BBC / Malcolm PriorThe British Growers Association (BGA) said that this summer “turned out to be another climate challenge for producers”, but that the deficits of certain suppliers were attenuated by producers cultivating more crops in areas that have experienced lower temperatures and higher precipitation.
Jack Ward, the Director General of the BGA, said: “In some regions, the supplies of summer, cauliflower and cabbage brassicas are tight.
“Other radicular crops, carrots and onions have been maintained by the use of irrigation, but there are serious concerns about water supply if the lack of rain continues.
“At this stage, we are convinced that cultures will be there, but the weather events of the last three months highlight the growing uncertainty around our food supplies.”
Meanwhile, the arable farmer Martin Williams, who is also president of the National Farmers ‘Union’ Union ‘branch’ Union (NFU) Herefordshire, said that he had seen a 50% drop in his cereal yield, a third of the normal harvest of the potato was likely, and there had been a 70% drop in the cultivated grass.
He said that the conditions had been “absolutely, devastating” and that he now envisages how and what he should cultivate in the future
“In the future, this makes me wonder about the viability of growing cereal products crops.
“It is a work-based work, but if I can manage my risk by not increasing these risky cultures, it may be something I should look at,” he said.
Harvest ‘extremely varied’
The National Farmers’ Union (NFU) said that the extremes of the weather conditions for this year had been “unprecedented”, the overall image of the harvest currently “extremely varied”.

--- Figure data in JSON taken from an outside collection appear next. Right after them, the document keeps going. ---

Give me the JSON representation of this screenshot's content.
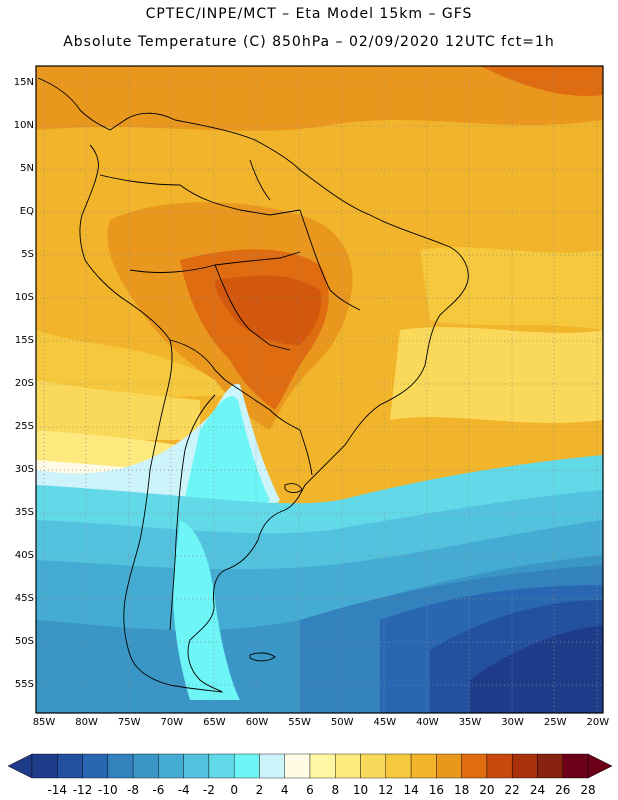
{
  "header": {
    "line1": "CPTEC/INPE/MCT –   Eta Model 15km – GFS",
    "line2": "Absolute Temperature (C) 850hPa – 02/09/2020 12UTC fct=1h"
  },
  "lat_labels": [
    "15N",
    "10N",
    "5N",
    "EQ",
    "5S",
    "10S",
    "15S",
    "20S",
    "25S",
    "30S",
    "35S",
    "40S",
    "45S",
    "50S",
    "55S"
  ],
  "lon_labels": [
    "85W",
    "80W",
    "75W",
    "70W",
    "65W",
    "60W",
    "55W",
    "50W",
    "45W",
    "40W",
    "35W",
    "30W",
    "25W",
    "20W"
  ],
  "colorbar": {
    "ticks": [
      "-14",
      "-12",
      "-10",
      "-8",
      "-6",
      "-4",
      "-2",
      "0",
      "2",
      "4",
      "6",
      "8",
      "10",
      "12",
      "14",
      "16",
      "18",
      "20",
      "22",
      "24",
      "26",
      "28"
    ],
    "colors": [
      "#1f3c8a",
      "#23509f",
      "#2a67b2",
      "#3381bd",
      "#3a96c6",
      "#44abd2",
      "#52c2de",
      "#61d9e8",
      "#6ef5f5",
      "#cdf3fb",
      "#fffbe4",
      "#fff7a3",
      "#fde97e",
      "#fad95a",
      "#f6c83d",
      "#f1b42a",
      "#e9971d",
      "#df6c10",
      "#c9480b",
      "#a8300a",
      "#86220f",
      "#6b0018"
    ]
  }
}
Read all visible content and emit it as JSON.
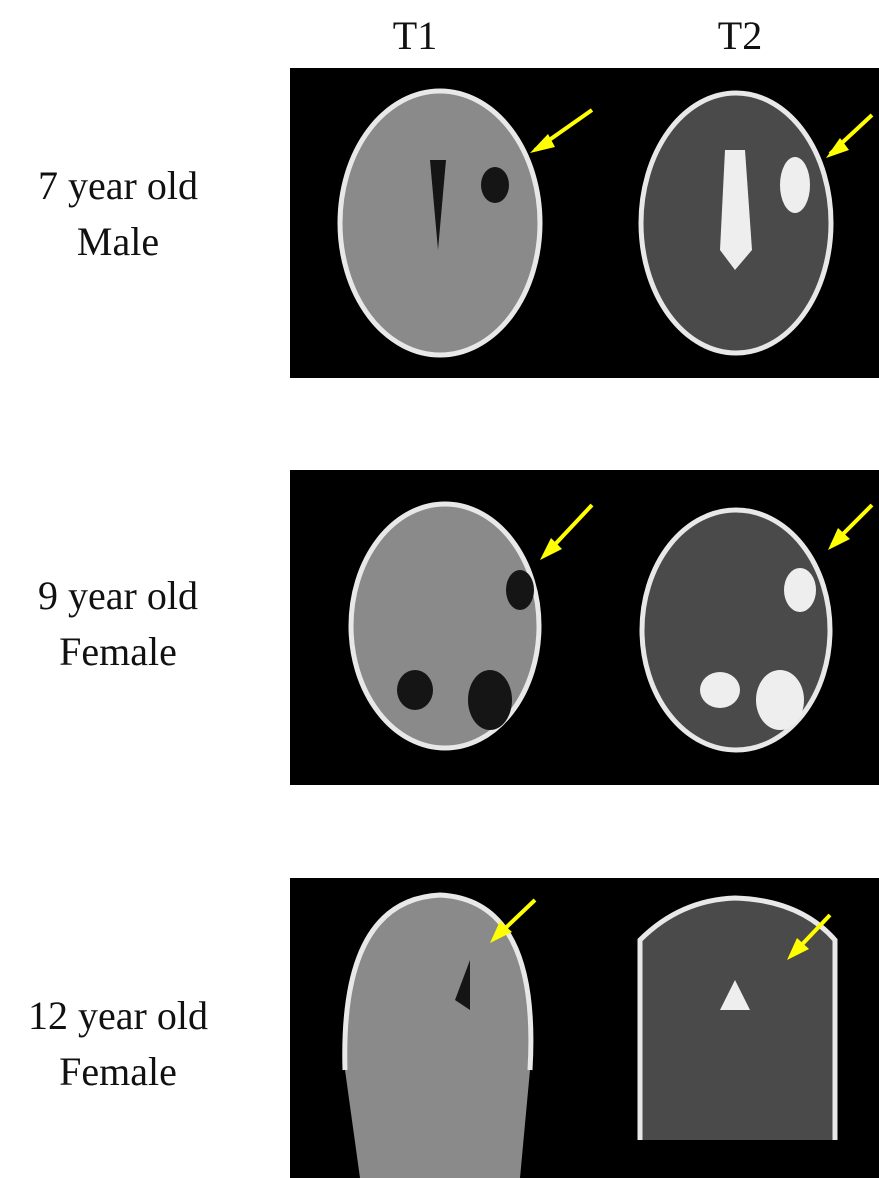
{
  "columns": [
    "T1",
    "T2"
  ],
  "rows": [
    {
      "lines": [
        "7 year old",
        "Male"
      ]
    },
    {
      "lines": [
        "9 year old",
        "Female"
      ]
    },
    {
      "lines": [
        "12 year old",
        "Female"
      ]
    }
  ]
}
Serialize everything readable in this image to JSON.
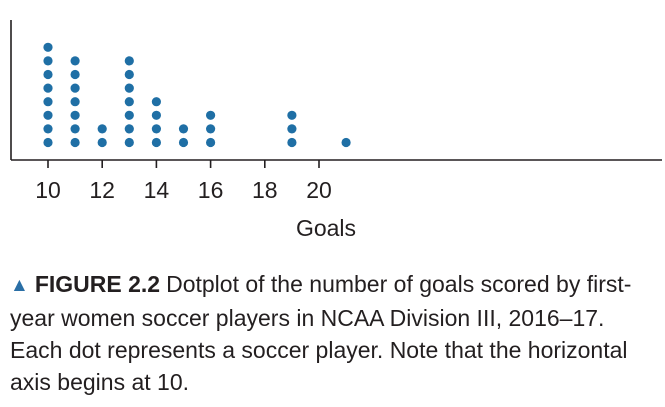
{
  "chart_data": {
    "type": "dotplot",
    "xlabel": "Goals",
    "xlim": [
      10,
      21
    ],
    "xticks": [
      10,
      12,
      14,
      16,
      18,
      20
    ],
    "x": [
      10,
      11,
      12,
      13,
      14,
      15,
      16,
      19,
      21
    ],
    "counts": [
      8,
      7,
      2,
      7,
      4,
      2,
      3,
      3,
      1
    ],
    "dot_color": "#1f6fa5",
    "grid": false,
    "legend": "none"
  },
  "caption": {
    "triangle": "▲",
    "label": "FIGURE 2.2",
    "text": "Dotplot of the number of goals scored by first-year women soccer players in NCAA Division III, 2016–17. Each dot represents a soccer player. Note that the horizontal axis begins at 10."
  },
  "colors": {
    "axis": "#231f20",
    "accent": "#2a6fa6"
  }
}
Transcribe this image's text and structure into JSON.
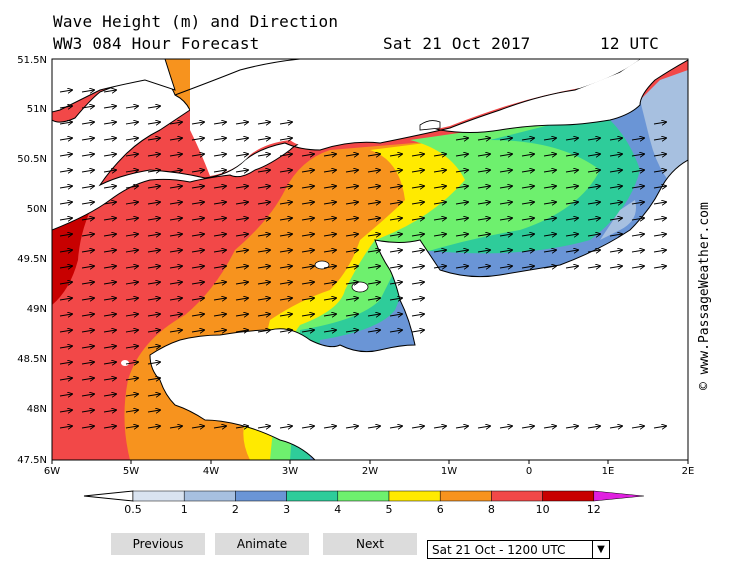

Jamie Burrows, chairman of the NFU culture board of directors, said that farmers in the areas that had seen precipitation actually saw “yields” better than expected, while others are “confronted with significant reductions that will have substantial financial implications on their businesses”.
Tom Lancaster, the head of the land, food and agriculture of the ECIU, said that successive years of extreme time, both humid and dry, wreaked havoc for farmers.
He told the BBC: “I don’t think we should look at this year rightly in isolation. This is part of a model, which comes out of the second worst harvest last year and the worst harvest never recorded in 2020.
“It is this scheme that we must worry about because, like these impacts on agriculture and on farmers are starting to accumulate, farmers will effectively stop agriculture.”